Ceci, simplement : l' « autre voix juive », si l'on en croit son nom,
considère qu'il y a une « voix juive » dominante, voix qui écrase
toutes les autres, sûre d'elle et dominatrice. Loin d'évoquer la
possibilité d'une infinie variété de voix juives, l'autre voix
s'enferme dans son schéma binaire de bons et de méchants : les
mauvais juifs, les bons juifs. Elle réussit aussi à opposer à «
l'antisémitisme d'aujourd'hui » ce qu'elle perçoit comme son
contraire : le « privilège » des juifs qui soutiennent « qu'il n'y a
d'autre crime contre l'humanité que l'extermination des juifs par les
nazis ». Autrement dit, l'autre voix accuse ses mauvais juifs d'être
communautaristes, de ne pas voir plus loin que leur Shoah.
On se souvient peut-être que, lors de la première pétition rédigée
par l'« autre voix », certains signataires se réclamaient, justement,
de ce lien à l'extermination (Untel, petit-fils de déportés à
Auschwitz, Unetelle, petite-fille et nièce de déporté), en lieu et
place de l'indication de leur profession. Si l'on voulait faire du
mauvais esprit, on pourrait se demander si leur judéité se définit
par le nombre de grands-parents déportés à Auschwitz. Mais on ne veut
pas faire de mauvais esprit. D'autres signataires avaient indiqué,
comme profession, « d'origine juive ».
On peut s'interroger sur le terme d' « origine ». Qui est ce juif qui
est à l'origine ? Qu'est-ce qui est à l'origine ? Juif d'origine, ou
d'origine juive ? D'origine, mais donc pas juif maintenant ? Etrange,
cette manière de se prévaloir de cette « origine » ou de ce lien à la
Shoah, pour des gens qui refusent le « privilège de la victime ».

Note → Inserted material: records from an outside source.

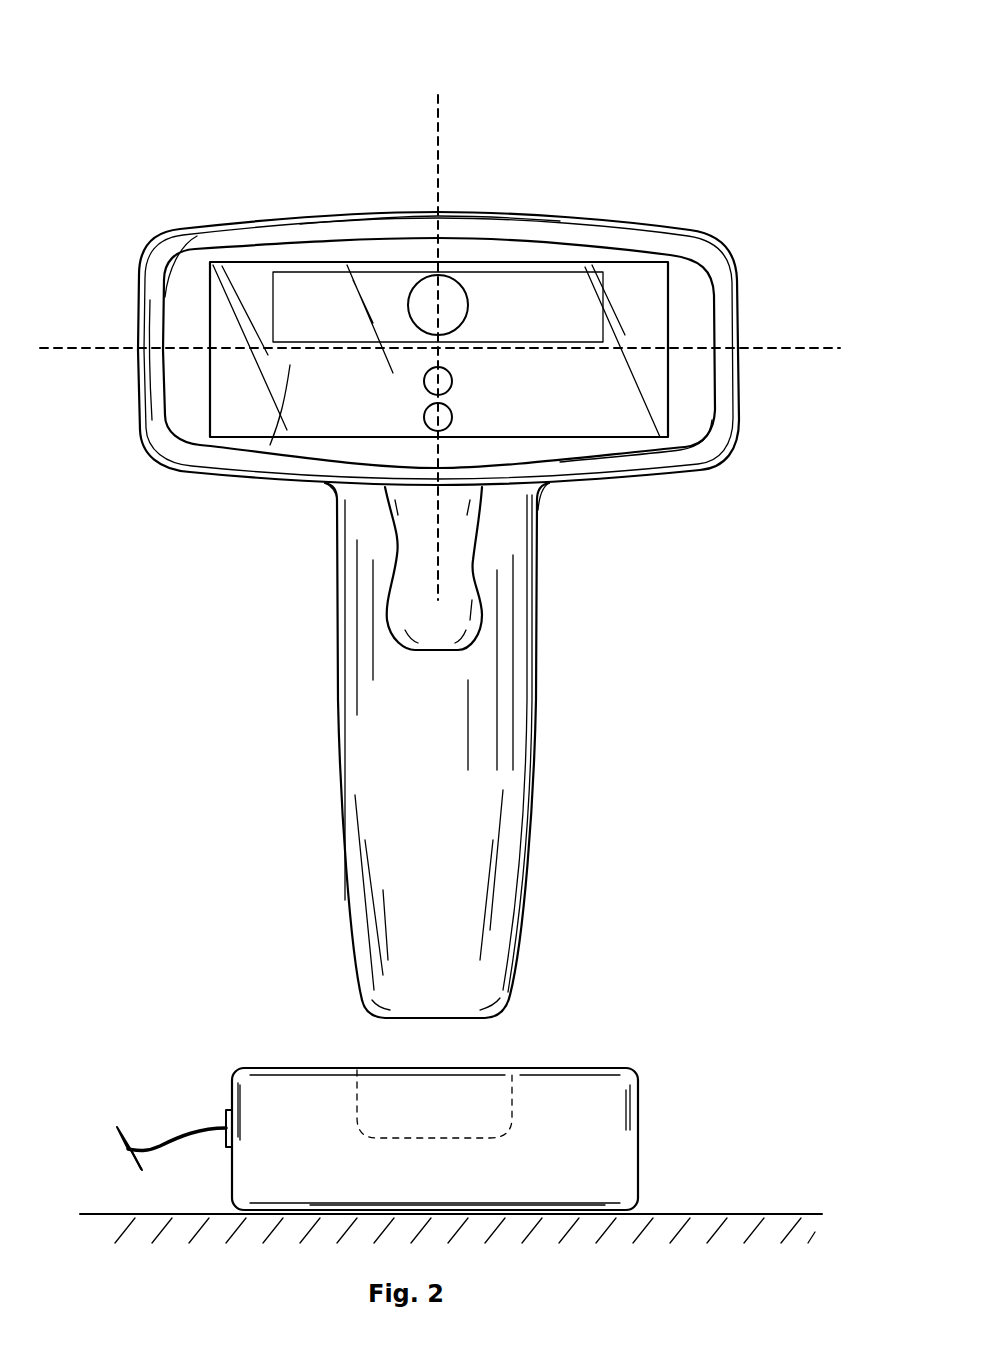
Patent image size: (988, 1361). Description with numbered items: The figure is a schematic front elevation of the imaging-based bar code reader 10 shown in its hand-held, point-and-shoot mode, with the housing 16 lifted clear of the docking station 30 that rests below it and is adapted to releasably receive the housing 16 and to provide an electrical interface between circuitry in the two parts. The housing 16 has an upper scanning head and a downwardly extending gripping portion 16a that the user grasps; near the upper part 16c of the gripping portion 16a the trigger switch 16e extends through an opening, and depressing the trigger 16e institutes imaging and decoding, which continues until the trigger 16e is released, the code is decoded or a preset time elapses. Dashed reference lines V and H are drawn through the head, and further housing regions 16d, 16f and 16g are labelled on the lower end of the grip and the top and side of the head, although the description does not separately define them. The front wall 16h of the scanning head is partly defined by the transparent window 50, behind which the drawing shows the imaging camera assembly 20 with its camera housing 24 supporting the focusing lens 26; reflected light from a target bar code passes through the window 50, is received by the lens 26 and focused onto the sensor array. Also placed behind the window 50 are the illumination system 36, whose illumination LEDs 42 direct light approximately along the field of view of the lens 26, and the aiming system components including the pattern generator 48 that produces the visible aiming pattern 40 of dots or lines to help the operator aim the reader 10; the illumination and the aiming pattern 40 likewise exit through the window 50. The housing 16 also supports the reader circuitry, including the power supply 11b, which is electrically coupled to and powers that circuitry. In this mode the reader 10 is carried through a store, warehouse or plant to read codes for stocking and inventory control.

The bar code reader 10 is at (150, 105).
The vertical axis V is at (438, 113).
The horizontal axis H is at (58, 350).
The housing 16 is at (308, 672).
The gripping portion 16a is at (545, 740).
The upper part of the gripping portion 16c is at (545, 485).
The handle bottom end 16d is at (510, 990).
The trigger switch 16e is at (427, 592).
The head top surface 16f is at (455, 210).
The head left side 16g is at (153, 360).
The front wall 16h is at (183, 400).
The power supply 11b is at (620, 478).
The imaging camera assembly 20 is at (562, 250).
The camera housing 24 is at (380, 270).
The focusing lens 26 is at (413, 300).
The illumination system 36 is at (455, 458).
The aiming pattern 40 is at (431, 398).
The illumination LEDs 42 is at (443, 417).
The pattern generator 48 is at (443, 380).
The transparent window 50 is at (295, 362).
The docking station 30 is at (640, 1128).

Est-ce qu'être « d'origine juive » apporte un poids supplémentaire au
contenu de ce que l'on avance ?
Cette origine me paraît bien ténue. Elle a oublié l'essentiel. Non
contente d'écrire de nouveaux épisodes du western, fruit du « blocage
mental » dénoncé par Amos Oz, elle oublie la part d'universalisme de
ce judaïsme, d'origine ou non, dont elle se réclame. L'universalisme
juif ne consiste pas à montrer l'un ou l'autre du doigt, mais à
envisager toutes les données du conflit, et, surtout, l'universalisme
juif (d'origine) a le sens du tragique. C'est lui qui dénonce les
crimes de Milosevic et le génocide rwandais, qui condamne l'action
menée par les Russes en Tchétchénie et qui milite pour que soit
reconnu le génocide arménien.
L'origine n'est donc même plus une trace ici, mais un mot vidé de sa
substance, estampille dont on se prévaut et qui donne tous les droits
à la lourdeur et à l'emphase. S'il y a eu extermination, elle est
peut-être là aussi, dans la disparition de cet universalisme qui
faisait de l'Europe, du Centre et de l'Est, un foyer d'humanisme, de
culture et d'intelligence. S'il faut retrouver une origine, c'est
bien celle de cette « géographie tragique » si bien décrite par Ivo
Andric et qui permettrait de mettre un terme au western pour
envisager la fin de la tragédie.
NOTES: Christine Sukic est maître de conférences de littérature
anglaise à l'université de Bourgogne (Dijon).